Memorial Celebration for Brother John Vianney

Memorial Mass for Br. Vianney Rentmeister OSB

October 26, 2017

Isaiah 25:6–10a
Romans 8:31b–35, 37–39
Luke 24:13-16, 28–35

When people speak to me of Br. Vianney, they mention two things: he was the monastery cook for some 20 years and he was a brother on the road, making contacts that lasted for years. This boils down to food and making contact with people, creating links for the missions and for friendship.

It seems appropriate that when we gather to remember the dead, we hear words from Scripture about food. Food and drink, good food and drink, is one of the images bequeathed to us about our future. There is a direct link between the food and table we sit at here and the table that is in our future. How can what is of necessity (no food, no drink, we die) in this life actually be a hint of and a share in the life to come? Doesn’t this life pass away? How is it that the tables of this life already point to another table? We eat the food and it is gone! Can it last?

But we know that eating and drinking is more than filling the stomach. At the heart of eating and drinking is communion; eating and drinking together creates a bond among those at the table. The food taken in common does more than quiet growling stomachs. The food and drink are shared and in that sharing the lives of those who eat and drink are shared. The joys and sorrows, happiness and pain of those at table are also shared.  From the experience of being alone or isolated, we come to know that we are also with others. To prepare the food that others will share and so enter into communion with one another is an honor as well as a task. One is preparing others for communion. One is pouring one’s own life into the food; one’s labor, time and imagination are all found in the food we find on the table. To share in food placed in front of us is already sharing in a work of service and love. Communion with one another in love through food—is that not a touch of the future, of life eternal?

Isaiah thought so. For him God was the one preparing the food. Rich food and choice wines, he sees. He sees the best, because he sees that when God prepares the food, the life and communion hidden in sharing the food do not end. The death, the separation that comes when we leave the tables of this earth is healed. The hint of eternity in our daily common meal is now real, it is completed. Br. Vianney’s meals, whether we found them tasty or not, were in reality pointing us as a community toward the fullness of communion in what we call the heavenly table or banquet. Of the many human, even ordinary, experiences we have, the common meal of sharing food and drink together is one of best images we have of the new life of resurrection. In that new life, any veils over or shadows on our table companions here are gone. Anything preventing a full communion with one another here is lifted and we are face to face with one another in all our beauty, tenderness and love. Whether we knew it or not, these were hidden in the food we shared day in and day out. Now they come into full communion.

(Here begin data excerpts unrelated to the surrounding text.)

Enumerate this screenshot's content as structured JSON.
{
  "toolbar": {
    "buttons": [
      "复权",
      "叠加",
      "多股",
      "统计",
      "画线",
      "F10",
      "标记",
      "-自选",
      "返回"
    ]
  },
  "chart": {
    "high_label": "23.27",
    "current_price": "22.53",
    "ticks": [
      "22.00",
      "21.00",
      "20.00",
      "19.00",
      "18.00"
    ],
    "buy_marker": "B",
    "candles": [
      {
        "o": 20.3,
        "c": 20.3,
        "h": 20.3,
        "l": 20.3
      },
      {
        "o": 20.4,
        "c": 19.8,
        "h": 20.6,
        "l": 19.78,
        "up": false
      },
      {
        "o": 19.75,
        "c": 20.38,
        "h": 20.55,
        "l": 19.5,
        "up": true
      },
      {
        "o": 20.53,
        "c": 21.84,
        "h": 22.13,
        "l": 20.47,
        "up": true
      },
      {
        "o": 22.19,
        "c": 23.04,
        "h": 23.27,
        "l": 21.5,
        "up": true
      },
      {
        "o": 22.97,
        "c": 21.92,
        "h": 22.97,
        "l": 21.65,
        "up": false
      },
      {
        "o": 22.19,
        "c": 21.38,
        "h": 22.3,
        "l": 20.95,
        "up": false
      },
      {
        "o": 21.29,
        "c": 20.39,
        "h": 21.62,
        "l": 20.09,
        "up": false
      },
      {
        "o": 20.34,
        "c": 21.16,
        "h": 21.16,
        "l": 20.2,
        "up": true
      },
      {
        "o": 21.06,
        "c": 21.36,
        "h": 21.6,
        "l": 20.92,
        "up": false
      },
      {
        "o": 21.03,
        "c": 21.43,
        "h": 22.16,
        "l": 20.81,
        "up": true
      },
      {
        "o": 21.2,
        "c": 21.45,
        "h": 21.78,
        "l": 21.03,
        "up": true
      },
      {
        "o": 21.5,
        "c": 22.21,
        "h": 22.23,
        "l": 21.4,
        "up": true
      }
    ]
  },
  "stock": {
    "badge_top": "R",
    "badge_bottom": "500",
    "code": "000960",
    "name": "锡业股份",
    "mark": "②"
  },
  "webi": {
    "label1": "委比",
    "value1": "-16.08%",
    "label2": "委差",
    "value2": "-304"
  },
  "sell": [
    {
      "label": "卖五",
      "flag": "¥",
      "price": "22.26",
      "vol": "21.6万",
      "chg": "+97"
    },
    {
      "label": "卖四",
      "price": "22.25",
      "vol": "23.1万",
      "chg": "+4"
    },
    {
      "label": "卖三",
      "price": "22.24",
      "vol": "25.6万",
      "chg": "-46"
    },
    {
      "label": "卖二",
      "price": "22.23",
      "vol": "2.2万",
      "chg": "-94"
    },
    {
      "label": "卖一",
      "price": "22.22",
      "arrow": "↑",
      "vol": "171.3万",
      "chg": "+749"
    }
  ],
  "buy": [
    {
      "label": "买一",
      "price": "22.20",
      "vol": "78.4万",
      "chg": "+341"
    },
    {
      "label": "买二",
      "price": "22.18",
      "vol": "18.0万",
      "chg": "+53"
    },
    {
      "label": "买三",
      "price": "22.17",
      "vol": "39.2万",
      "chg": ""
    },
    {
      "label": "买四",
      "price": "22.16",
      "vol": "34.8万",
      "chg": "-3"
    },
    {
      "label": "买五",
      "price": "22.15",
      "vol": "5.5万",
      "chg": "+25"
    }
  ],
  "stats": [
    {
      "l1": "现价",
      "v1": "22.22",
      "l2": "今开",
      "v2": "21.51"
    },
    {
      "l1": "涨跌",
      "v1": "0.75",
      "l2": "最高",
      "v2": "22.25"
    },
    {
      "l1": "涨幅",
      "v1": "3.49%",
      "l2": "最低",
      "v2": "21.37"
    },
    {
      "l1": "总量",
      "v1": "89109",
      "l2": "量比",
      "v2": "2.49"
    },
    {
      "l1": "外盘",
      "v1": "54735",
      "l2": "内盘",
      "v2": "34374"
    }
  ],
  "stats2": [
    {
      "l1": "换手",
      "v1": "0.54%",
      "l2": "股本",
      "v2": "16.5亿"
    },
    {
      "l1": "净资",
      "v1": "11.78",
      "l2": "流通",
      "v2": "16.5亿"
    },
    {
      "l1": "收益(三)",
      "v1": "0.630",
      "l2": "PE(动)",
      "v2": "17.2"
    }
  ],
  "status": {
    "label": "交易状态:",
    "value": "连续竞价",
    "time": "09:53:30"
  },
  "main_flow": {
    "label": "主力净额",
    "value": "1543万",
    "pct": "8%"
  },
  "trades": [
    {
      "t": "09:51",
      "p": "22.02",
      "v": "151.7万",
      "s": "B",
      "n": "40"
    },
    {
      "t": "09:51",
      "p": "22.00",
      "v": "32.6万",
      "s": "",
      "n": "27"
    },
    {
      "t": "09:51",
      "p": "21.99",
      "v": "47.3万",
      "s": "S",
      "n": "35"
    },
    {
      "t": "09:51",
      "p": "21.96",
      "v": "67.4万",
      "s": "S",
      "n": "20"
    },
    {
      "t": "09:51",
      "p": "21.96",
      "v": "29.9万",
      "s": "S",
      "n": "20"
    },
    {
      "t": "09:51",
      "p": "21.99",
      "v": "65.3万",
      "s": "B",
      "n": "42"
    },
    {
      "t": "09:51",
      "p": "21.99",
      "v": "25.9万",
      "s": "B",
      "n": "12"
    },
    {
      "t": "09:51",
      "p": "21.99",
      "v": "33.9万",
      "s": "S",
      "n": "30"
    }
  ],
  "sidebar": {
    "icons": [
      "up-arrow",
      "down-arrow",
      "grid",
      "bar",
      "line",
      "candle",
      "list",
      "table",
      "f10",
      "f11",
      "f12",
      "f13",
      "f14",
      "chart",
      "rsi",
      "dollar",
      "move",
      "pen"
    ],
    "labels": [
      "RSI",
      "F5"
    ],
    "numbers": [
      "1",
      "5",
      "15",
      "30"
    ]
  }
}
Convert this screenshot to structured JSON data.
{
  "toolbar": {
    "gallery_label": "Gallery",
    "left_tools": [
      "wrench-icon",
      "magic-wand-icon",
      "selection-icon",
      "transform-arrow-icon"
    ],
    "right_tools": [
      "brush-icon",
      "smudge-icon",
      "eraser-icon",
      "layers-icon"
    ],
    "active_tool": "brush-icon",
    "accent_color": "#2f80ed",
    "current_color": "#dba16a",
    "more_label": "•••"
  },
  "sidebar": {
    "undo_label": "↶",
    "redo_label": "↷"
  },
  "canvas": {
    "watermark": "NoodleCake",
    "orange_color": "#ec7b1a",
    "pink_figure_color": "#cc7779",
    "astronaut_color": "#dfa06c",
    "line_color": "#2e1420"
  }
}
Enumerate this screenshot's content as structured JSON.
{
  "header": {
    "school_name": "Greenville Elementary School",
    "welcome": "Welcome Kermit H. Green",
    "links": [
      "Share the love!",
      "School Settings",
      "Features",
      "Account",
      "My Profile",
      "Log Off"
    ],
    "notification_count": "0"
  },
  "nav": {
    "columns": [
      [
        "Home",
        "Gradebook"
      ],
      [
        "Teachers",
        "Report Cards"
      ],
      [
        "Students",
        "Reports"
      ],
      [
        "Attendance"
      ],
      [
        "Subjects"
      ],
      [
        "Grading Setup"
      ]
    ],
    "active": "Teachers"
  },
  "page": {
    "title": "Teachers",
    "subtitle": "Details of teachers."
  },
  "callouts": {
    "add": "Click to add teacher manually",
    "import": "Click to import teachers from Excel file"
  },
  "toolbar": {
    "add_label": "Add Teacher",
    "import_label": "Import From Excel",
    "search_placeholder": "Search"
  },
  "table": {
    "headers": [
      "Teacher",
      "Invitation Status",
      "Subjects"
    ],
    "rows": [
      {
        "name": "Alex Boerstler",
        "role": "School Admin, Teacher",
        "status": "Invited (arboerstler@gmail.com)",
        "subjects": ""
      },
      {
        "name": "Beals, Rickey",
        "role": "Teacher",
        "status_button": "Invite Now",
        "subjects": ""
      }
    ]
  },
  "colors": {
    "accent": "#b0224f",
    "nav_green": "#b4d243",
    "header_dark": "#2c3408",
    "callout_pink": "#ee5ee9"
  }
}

Our gospel story this evening is likewise a food story, a bread story. The two disciples on the road to Emmaus are surrounded by death, disappointment and hopes dashed.  They are separated from one whom they came to love and one who loved them. They are at a low point. A stranger walks along with them. Evidently, the word he speaks causes their hearts to wake up, to become warm again. As he communes with them in word, they are consoled. Even more, their lives begin to have meaning again. They said their hearts were burning…..they were coming alive, throbbing with new understanding about what happened to this Jesus on whom they set their hopes. In their excitement, they offer hospitality to the one awakening meaning and hope in their lives. They share bread. Then suddenly in the sharing of bread, it all comes together. Communion happens in a flash. It is in the bread broken; communion happens when bread is broken and shared. But they came to realize that it is precisely Jesus, whom they know, that can both be broken and bring together.  They only saw bread broken, death and separation. They thought it was the end.  Then they saw and heard a stranger. Then the stranger’s gesture triggered memory; they remembered that pouring out a life, breaking a body was an act of love. It was a gesture for others; hidden in the food was a whole life lived for others. When Jesus does that, then he is alive. The words and the breaking of bread is the sign of resurrection. The simple food contains love and life. These never end.Br. Vianney went on many trips, drove down many roads and was welcomed by many people. He listened to many words, heard many stories. He was offered food and drink. In it all was he not creating communion and solidarity in faith among those who welcomed him? In the communion he maintained with many over the years, I would guess he encouraged many to see beyond their disappointments, sorrows, pain and loss. He no doubt invited them to look deeper and farther to see a living God who will not allow anything to stand in the way of his loving. For our God does not see separation in all its faces, but sees only a communion of all who said yes to his love. Yes, our God sees them and is already preparing that table of rich food and fine drink from which we will never have to rise again.